The Cubs have one A prospect, twelve B prospects, and seven C prospects in their group of 20. Not bad, given that even B-level prospects are not necessarily plentiful around baseball. Here’s the list:
- Eloy Jimenez, OF, A-
- Dylan Cease, RHP, B+
- Trevor Clifton, RHP, B+/B
- Ian Happ, 2B, B+/B
- Albert Almora, OF, B
- Oscar De La Cruz, RHP, B
- Mark Zagunis, OF, B-
- Jeimer Candelario, 3B, B-
- Duane Underwood, RHP, B-/C+
- Victor Caratini, C/1B, B-/C+
- Donnie Dewees, OF, B-/C+
- Jose Albertos, RHP, B-/C+
- Thomas Hatch, RHP, B-/C+
- Wladimir Galindo, 3B, C+
- Rob Zastryzny, LHP, C+
- Ryan Kellogg, LHP, C+
- Erling Moreno, RHP, C+
- Zach Hedges, RHP, C+
- Jose Paulino, LHP, C+
- D.J. Wilson, OF, C+
First, a couple of notes on the list itself. The big one, in particular, is that Minor League Ball sees a distinct line of demarcation after Thomas Hatch at 13. The top 13 are, according to them, in specific order. After that, however, the players become so similar in terms of upside, risk, and distance to the Majors that the relative order could be moved around fairly convincingly.
Also, I think it’s worth pointing out that although more than half of the list are pitchers (11), seven come outside of the top ten, and just three are considered B prospects or better.
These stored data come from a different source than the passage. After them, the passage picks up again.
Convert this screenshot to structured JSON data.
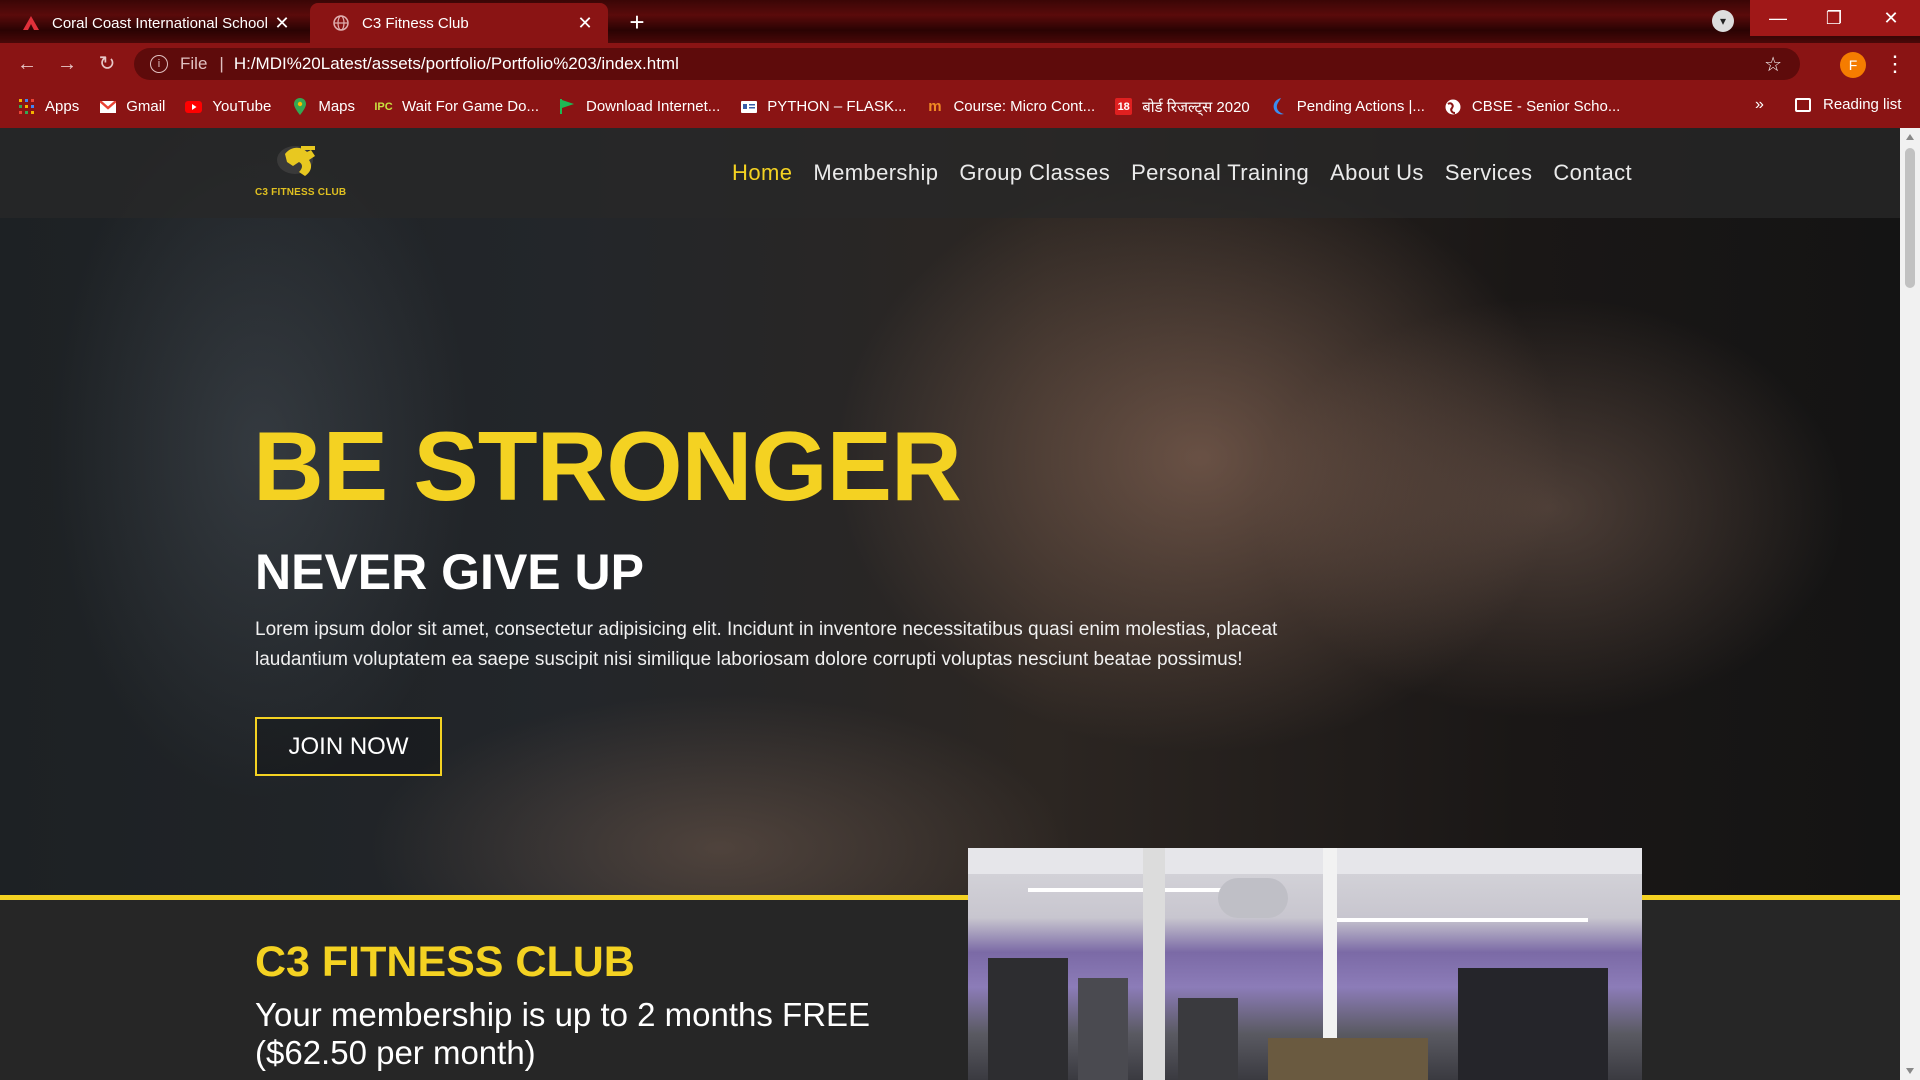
{
  "browser": {
    "tabs": [
      {
        "title": "Coral Coast International School",
        "active": false,
        "favicon": "school-icon"
      },
      {
        "title": "C3 Fitness Club",
        "active": true,
        "favicon": "globe-icon"
      }
    ],
    "address": {
      "scheme_label": "File",
      "url": "H:/MDI%20Latest/assets/portfolio/Portfolio%203/index.html"
    },
    "profile_initial": "F",
    "bookmarks": [
      {
        "label": "Apps",
        "icon": "apps-grid-icon"
      },
      {
        "label": "Gmail",
        "icon": "gmail-icon"
      },
      {
        "label": "YouTube",
        "icon": "youtube-icon"
      },
      {
        "label": "Maps",
        "icon": "maps-pin-icon"
      },
      {
        "label": "Wait For Game Do...",
        "icon": "ipc-icon"
      },
      {
        "label": "Download Internet...",
        "icon": "flag-icon"
      },
      {
        "label": "PYTHON – FLASK...",
        "icon": "id-card-icon"
      },
      {
        "label": "Course: Micro Cont...",
        "icon": "m-logo-icon"
      },
      {
        "label": "बोर्ड रिजल्ट्स 2020",
        "icon": "news18-icon"
      },
      {
        "label": "Pending Actions |...",
        "icon": "crescent-icon"
      },
      {
        "label": "CBSE - Senior Scho...",
        "icon": "globe-icon"
      }
    ],
    "bookmarks_overflow": "»",
    "reading_list": "Reading list"
  },
  "site": {
    "logo_text": "C3 FITNESS CLUB",
    "nav": [
      "Home",
      "Membership",
      "Group Classes",
      "Personal Training",
      "About Us",
      "Services",
      "Contact"
    ],
    "active_nav": "Home",
    "hero": {
      "headline": "BE STRONGER",
      "subheadline": "NEVER GIVE UP",
      "paragraph": "Lorem ipsum dolor sit amet, consectetur adipisicing elit. Incidunt in inventore necessitatibus quasi enim molestias, placeat laudantium voluptatem ea saepe suscipit nisi similique laboriosam dolore corrupti voluptas nesciunt beatae possimus!",
      "cta": "JOIN NOW"
    },
    "intro": {
      "title": "C3 FITNESS CLUB",
      "subtitle": "Your membership is up to 2 months FREE ($62.50 per month)"
    }
  },
  "colors": {
    "accent": "#f4d222",
    "browser_frame": "#8a1414",
    "page_bg": "#262626"
  }
}
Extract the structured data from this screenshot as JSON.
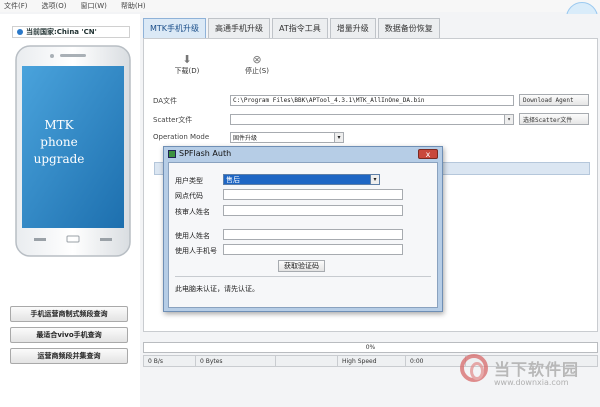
{
  "menu": [
    "文件(F)",
    "选项(O)",
    "窗口(W)",
    "帮助(H)"
  ],
  "speed_badge": "0KB/s",
  "country": {
    "label": "当前国家:China 'CN'"
  },
  "phone": {
    "screen_text_line1": "MTK phone",
    "screen_text_line2": "upgrade"
  },
  "side_buttons": [
    "手机运营商制式频段查询",
    "最适合vivo手机查询",
    "运营商频段并集查询"
  ],
  "tabs": [
    {
      "label": "MTK手机升级",
      "active": true
    },
    {
      "label": "高通手机升级",
      "active": false
    },
    {
      "label": "AT指令工具",
      "active": false
    },
    {
      "label": "增量升级",
      "active": false
    },
    {
      "label": "数据备份恢复",
      "active": false
    }
  ],
  "toolbar": {
    "download_label": "下载(D)",
    "stop_label": "停止(S)"
  },
  "form": {
    "da_label": "DA文件",
    "da_value": "C:\\Program Files\\BBK\\APTool_4.3.1\\MTK_AllInOne_DA.bin",
    "download_agent_button": "Download Agent",
    "scatter_label": "Scatter文件",
    "scatter_value": "",
    "scatter_button": "选择Scatter文件",
    "mode_label": "Operation Mode",
    "mode_value": "固件升级"
  },
  "dialog": {
    "title": "SPFlash Auth",
    "close_label": "x",
    "user_type_label": "用户类型",
    "user_type_value": "售后",
    "outlet_code_label": "网点代码",
    "reviewer_label": "核审人姓名",
    "user_name_label": "使用人姓名",
    "user_phone_label": "使用人手机号",
    "get_code_button": "获取验证码",
    "footer": "此电脑未认证，请先认证。"
  },
  "progress": {
    "percent_text": "0%",
    "value": 0
  },
  "status": {
    "speed": "0 B/s",
    "bytes": "0 Bytes",
    "mode": "High Speed",
    "time": "0:00"
  },
  "watermark": {
    "title": "当下软件园",
    "url": "www.downxia.com"
  },
  "colors": {
    "accent": "#1e66c4",
    "tab_active": "#dbe9f6",
    "dialog_frame": "#b6cde6"
  }
}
Now, with all of that said, there are several surprises on this list. First, and most notably, Ian Happ is not considered the Cubs’ second best prospect, like many other lists will have it, and instead is listed behind each of Dylan Cease and Trevor Clifton. Minor League Ball likes his bat, calls him polished with solid-average power, but believes Happ needs another full season to iron out his fielding at second base, before reaching the Majors in 2018 (he was formerly an outfielder, so that is probably a fair assessment).
But his fourth place ranking is not surprising because of his position, but rather the unusually high ranking for one of two pitchers ahead of him, Dylan Cease.
Cease is arguably the Cubs pitching prospect with the single highest upside in the organization. And at just 20 years old, he has plenty of time to reach it (indeed, Minor League Ball is guessing 2020). But injuries have slowed his career a bit so far (he’s already had Tommy John Surgery), and questions regarding his command linger prominently. Still he can throw 100 MPH and has the potential to turn into an ace, which was not something Minor League Ball wanted to glance over. A B+ ranking is extremely exciting.
The other notable bit is Thomas Hatch’s ranking at 13th overall. Hatch was the Cubs’ top pick in the 2016 MLB Draft, but because of the draft pick compensation loss, they didn’t get him until the third round. What’s notable is that, even without pitching after being drafted in 2016, Minor League Ball calls Hatch a borderline B prospect. They love his 90-96 MPH fastball (with good low-zone action) and believe that along with his above-average slider and solid change-up, he can develop into a workhorse strike-thrower by 2019.
If that doesn’t get you too excited, I’d simply point you towards the enormous value placed on young, capable, cost-controlled starters in the Major Leagues. Even without top (or really, middle) of the rotation stuff, those types of players carry a ton of value. If the Cubs can develop a few really solid 4th/5th starter types, they’ll be awash in prospect currency.
There’s plenty of other interesting bits – far too much for me to get into right here – so be sure to head over to Minor League Ball and check it all out.
In addition to the twenty prospects above, they list another 17 players that just missed the cut, many of whom are pitchers. Minor League Ball believes that the Cubs efforts to find pitching in the last few drafts might “bear fruit soon.”
Even setting aside the stellar Major League roster, the Cubs organization remains strong as a whole.